Zudem will ich mich um die Bedingungen in den Ausbildungen im Gesundheitswesen kümmern. Die Frage ist, wie können wir sie wieder attraktiver machen, so dass in der Pflege nicht 40 Prozent der Auszubildenden abbrechen. Wie können wir zudem wieder einen attraktiven Beruf schaffen? Ein weiteres Thema, das mir sehr wichtig ist, ist der Bereich der Frauengesundheit. Hier muss es mehr Unterstützung geben, das läuft viel zu sehr nebenher.

Wo liegen aus Ihrer Sicht die größten Herausforderungen im Gesundheitswesen?
In der Finanzierung des Gesundheitswesens. Die erste Handlung der neuen Bundesgesundheitsministerin war ein Zuschuss an die gesetzlichen Krankenkassen. Diese Gelder werden von dem System wieder nur verschluckt. Diese Pflaster-Politik, wie ich sie nenne, muss ein Ende haben. Wir müssen grundlegend an das System heran, bevor es zerbricht. Wir wollen mit eigenen Ideen ganz frisch Themen einbringen. Wir wollen der neuen Regierung sagen, wo sie hinschauen muss. Denn das Geld ist ja da, wir haben das teuerste Gesundheitswesen, aber man weiß nicht, wo das Geld genau ankommt.

Es könnte sich deutlich effizienter entwickeln. Warum brauchen wir beispielsweise so viele verschiedene Krankenkassen? Mein Vorschlag: Eine für alle und alle zahlen dort ein. Davon könnten alle Menschen profitieren. Eine Kommission für die Zukunft der Krankenversicherung einzusetzen ist zwar schön und gut, aber es müssen auch gute Konstellationen herauskommen, wie etwa eine Einheitskasse. Auch wenn es nach Revolution klingt: Man muss zwar geduldig sein, aber gleichzeitig muss man drängeln.

Was wollen Sie erreichen, dass es eine erfolgreiche Legislatur wird?
Ich hoffe, dass die Legislatur vier Jahre hält und wir uns nicht zu früh mit weiteren Wahlen beschäftigen müssen. Somit haben wir hoffentlich vier Jahre Zeit, um uns mit den Auswirkungen der Gesundheitspolitik auf die Arbeitsbedingungen in der Praxis beschäftigen können. Beim Messen vom Erfolg ist mir die Rückmeldung von meinen ehemaligen Kolleginnen und Kollegen wichtig. Die müssen nachher sagen können: Es kommt jetzt mal tatsächlich etwas an von all den Themen, die auf der Agenda standen.

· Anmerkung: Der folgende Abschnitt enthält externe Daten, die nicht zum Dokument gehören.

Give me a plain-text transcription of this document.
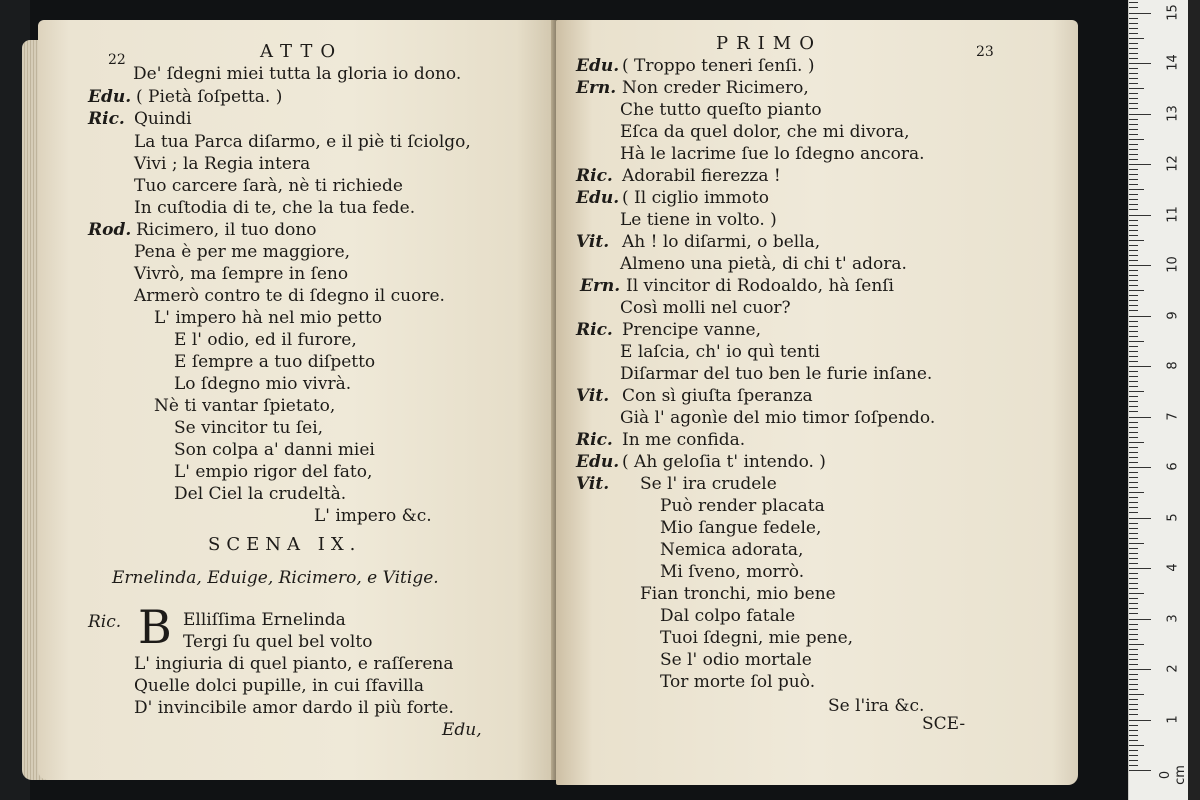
22	ATTO
De' ſdegni miei tutta la gloria io dono.
Edu. ( Pietà ſoſpetta. )
Ric. Quindi
La tua Parca diſarmo, e il piè ti ſciolgo,
Vivi ; la Regia intera
Tuo carcere ſarà, nè ti richiede
In cuſtodia di te, che la tua fede.
Rod. Ricimero, il tuo dono
Pena è per me maggiore,
Vivrò, ma ſempre in ſeno
Armerò contro te di ſdegno il cuore.
L' impero hà nel mio petto
E l' odio, ed il furore,
E ſempre a tuo diſpetto
Lo ſdegno mio vivrà.
Nè ti vantar ſpietato,
Se vincitor tu ſei,
Son colpa a' danni miei
L' empio rigor del fato,
Del Ciel la crudeltà.
L' impero &c.
SCENA IX.
Ernelinda, Eduige, Ricimero, e Vitige.
Ric. B Elliſſima Ernelinda
Tergi ſu quel bel volto
L' ingiuria di quel pianto, e raſſerena
Quelle dolci pupille, in cui ſfavilla
D' invincibile amor dardo il più forte.
Edu,
PRIMO	23
Edu. ( Troppo teneri ſenſi. )
Ern. Non creder Ricimero,
Che tutto queſto pianto
Eſca da quel dolor, che mi divora,
Hà le lacrime ſue lo ſdegno ancora.
Ric. Adorabil fierezza !
Edu. ( Il ciglio immoto
Le tiene in volto. )
Vit. Ah ! lo diſarmi, o bella,
Almeno una pietà, di chi t' adora.
Ern. Il vincitor di Rodoaldo, hà ſenſi
Così molli nel cuor?
Ric. Prencipe vanne,
E laſcia, ch' io quì tenti
Diſarmar del tuo ben le furie inſane.
Vit. Con sì giuſta ſperanza
Già l' agonìe del mio timor ſoſpendo.
Ric. In me confida.
Edu. ( Ah geloſia t' intendo. )
Vit. Se l' ira crudele
Può render placata
Mio ſangue fedele,
Nemica adorata,
Mi ſveno, morrò.
Fian tronchi, mio bene
Dal colpo fatale
Tuoi ſdegni, mie pene,
Se l' odio mortale
Tor morte ſol può.
Se l'ira &c.
SCE-
0 cm
1
2
3
4
5
6
7
8
9
10
11
12
13
14
15
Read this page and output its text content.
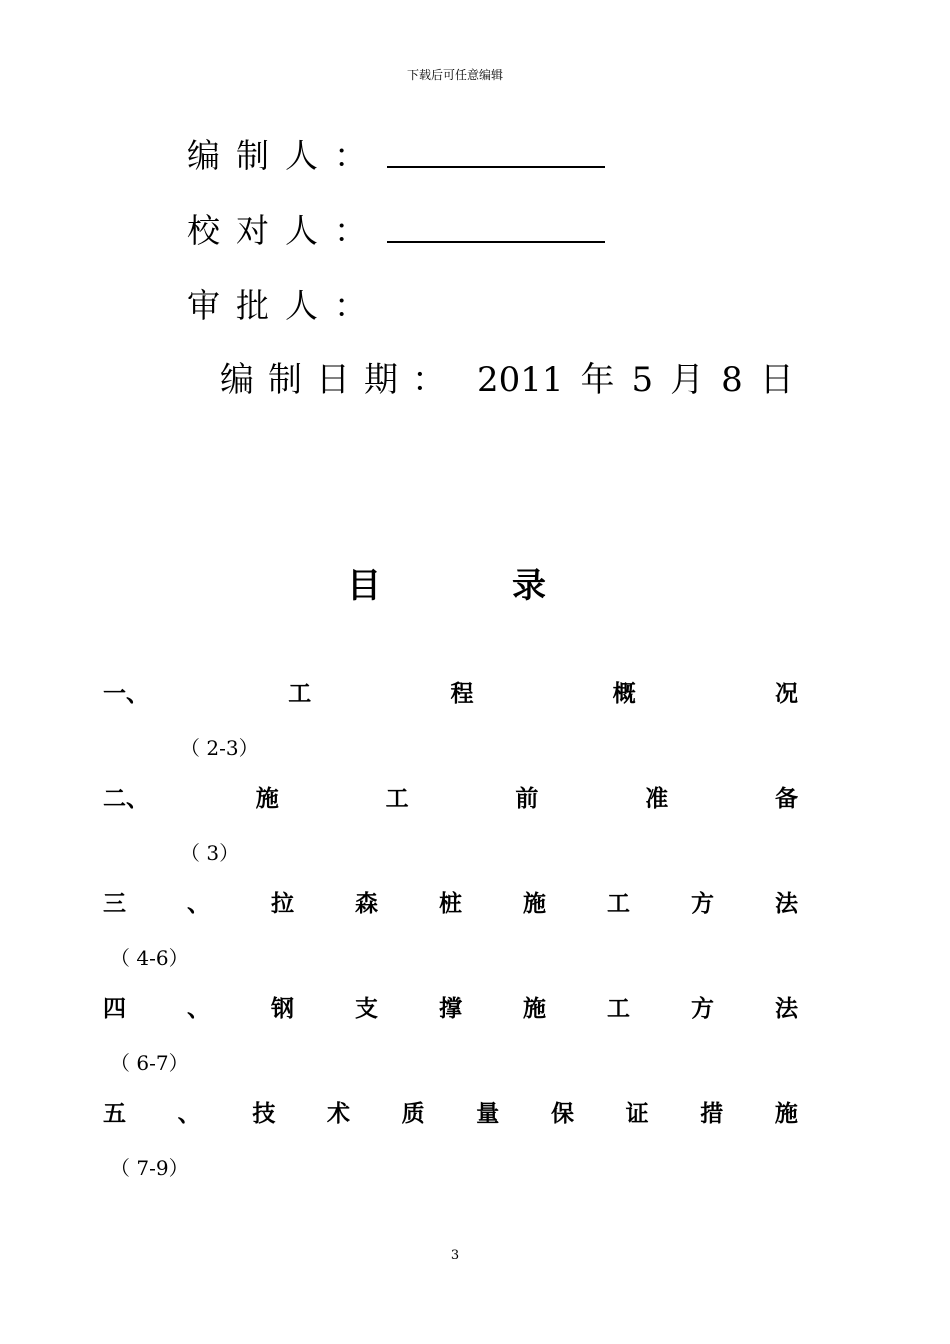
下载后可任意编辑
编制人：
校对人：
审批人：
编制日期： 2011 年 5 月 8 日
目	录
一、	工	程	概	况
（ 2-3）
二、	施	工	前	准	备
（ 3）
三	、	拉	森	桩	施	工	方	法
（ 4-6）
四	、	钢	支	撑	施	工	方	法
（ 6-7）
五 、 技 术 质 量 保 证 措 施
（ 7-9）
3
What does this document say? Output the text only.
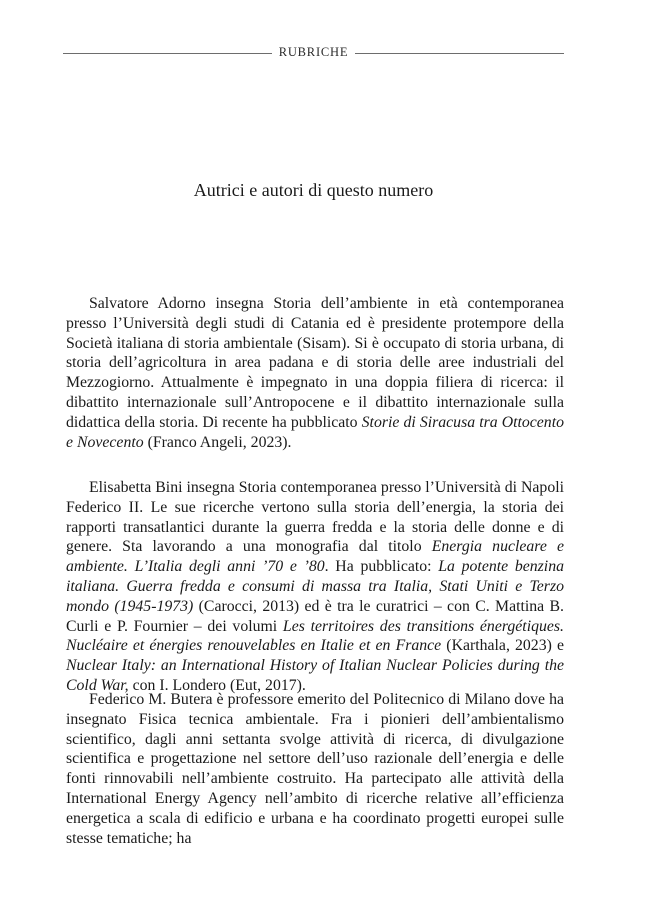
RUBRICHE
Autrici e autori di questo numero

Salvatore Adorno insegna Storia dell’ambiente in età contemporanea presso l’Università degli studi di Catania ed è presidente protempore della Società italiana di storia ambientale (Sisam). Si è occupato di storia urbana, di storia dell’agricoltura in area padana e di storia delle aree industriali del Mezzogiorno. Attualmente è impegnato in una doppia filiera di ricerca: il dibattito internazionale sull’Antropocene e il dibattito internazionale sulla didattica della storia. Di recente ha pubblicato Storie di Siracusa tra Ottocento e Novecento (Franco Angeli, 2023).

Elisabetta Bini insegna Storia contemporanea presso l’Università di Napoli Federico II. Le sue ricerche vertono sulla storia dell’energia, la storia dei rapporti transatlantici durante la guerra fredda e la storia delle donne e di genere. Sta lavorando a una monografia dal titolo Energia nucleare e ambiente. L’Italia degli anni ’70 e ’80. Ha pubblicato: La potente benzina italiana. Guerra fredda e consumi di massa tra Italia, Stati Uniti e Terzo mondo (1945-1973) (Carocci, 2013) ed è tra le curatrici – con C. Mattina B. Curli e P. Fournier – dei volumi Les territoires des transitions énergétiques. Nucléaire et énergies renouvelables en Italie et en France (Karthala, 2023) e Nuclear Italy: an International History of Italian Nuclear Policies during the Cold War, con I. Londero (Eut, 2017).

Federico M. Butera è professore emerito del Politecnico di Milano dove ha insegnato Fisica tecnica ambientale. Fra i pionieri dell’ambientalismo scientifico, dagli anni settanta svolge attività di ricerca, di divulgazione scientifica e progettazione nel settore dell’uso razionale dell’energia e delle fonti rinnovabili nell’ambiente costruito. Ha partecipato alle attività della International Energy Agency nell’ambito di ricerche relative all’efficienza energetica a scala di edificio e urbana e ha coordinato progetti europei sulle stesse tematiche; ha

Wir müssen den Ehrgeiz haben, hier etwas zu bewegen, auch aus der Opposition heraus. Wenn wir es schaffen, unsere Anliegen in Texten und Überschriften, in Gesetzen und anderen Bereichen wieder zu finden, ist das schon ein Erfolg. Was über Jahrzehnte kaputt gemacht wurde, kann nicht übermorgen geregelt sein. Aber alle Kolleginnen und Kollegen in der Fläche müssen wieder Vertrauen in die Politik gewinnen.